Extended Data Figure 6. Egg mass is a confounding variable in female fish.

a, Image of an F₂ surface–Tinaja hybrid female and removed gonad, of indicated weights. b, Histogram displaying per cent gonad weight (gonad weight/total weight, multiplied by 100) of 62 F₂ surface–Tinaja hybrid females fed 6 mg per day for 4 months (minimum = 3.57, 1st quartile = 10.64, median = 13.96, mean = 13.96, 3rd quartile = 17.57 and maximum = 41.86)

Extended Data Figure 7. Genome editing strategy.

CRISPR–Cas9 mediated genome editing strategy in exon 3 of the insulin receptor a (insra) zebrafish gene. The guide RNA target sequence is emphasized in bold in both the reverse strand of the wild-type genomic DNA and in the ssODN. The intended SNP exchanges are underlined, and the specific C632T to alter the P211 to L is denoted with a star. Both ends of the ssODN are protected by three phosphorothioate bonds, denoted with asterisks. The protospacer adjacent motif is shown in orange

Extended Data Figure 8. Scale growth is impaired in the insra zebrafish mutant.

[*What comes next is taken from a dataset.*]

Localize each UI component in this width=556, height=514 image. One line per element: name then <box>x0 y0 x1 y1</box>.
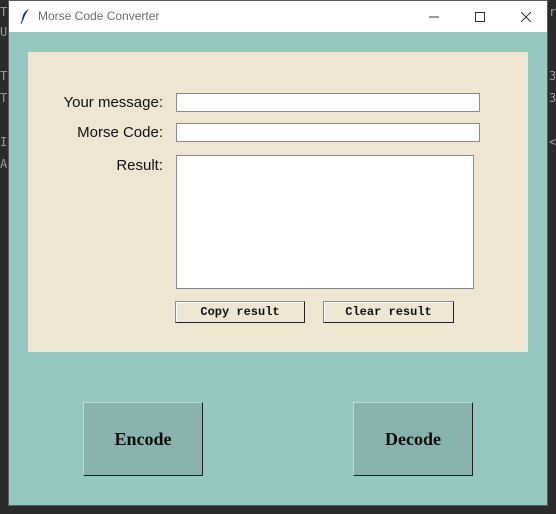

a, Quantification of scale size in zebrafish of the indicated genotype; each point represents the mean scale size of an individual fish based on the measurement of 10–14 scales removed from the left side of the body from the posterior edge of the dorsal fin to the posterior edge of the ventral fin by gentle scraping with a scalpel. Wild type (P), n = 4, P211L mutant (L), n = 3. b, c, Representative images of scales stained with 0.005% calcein with contrast and brightness adjusted to show scale edges. Significance calculated using two-way t-test of mean values, * P < 0.05.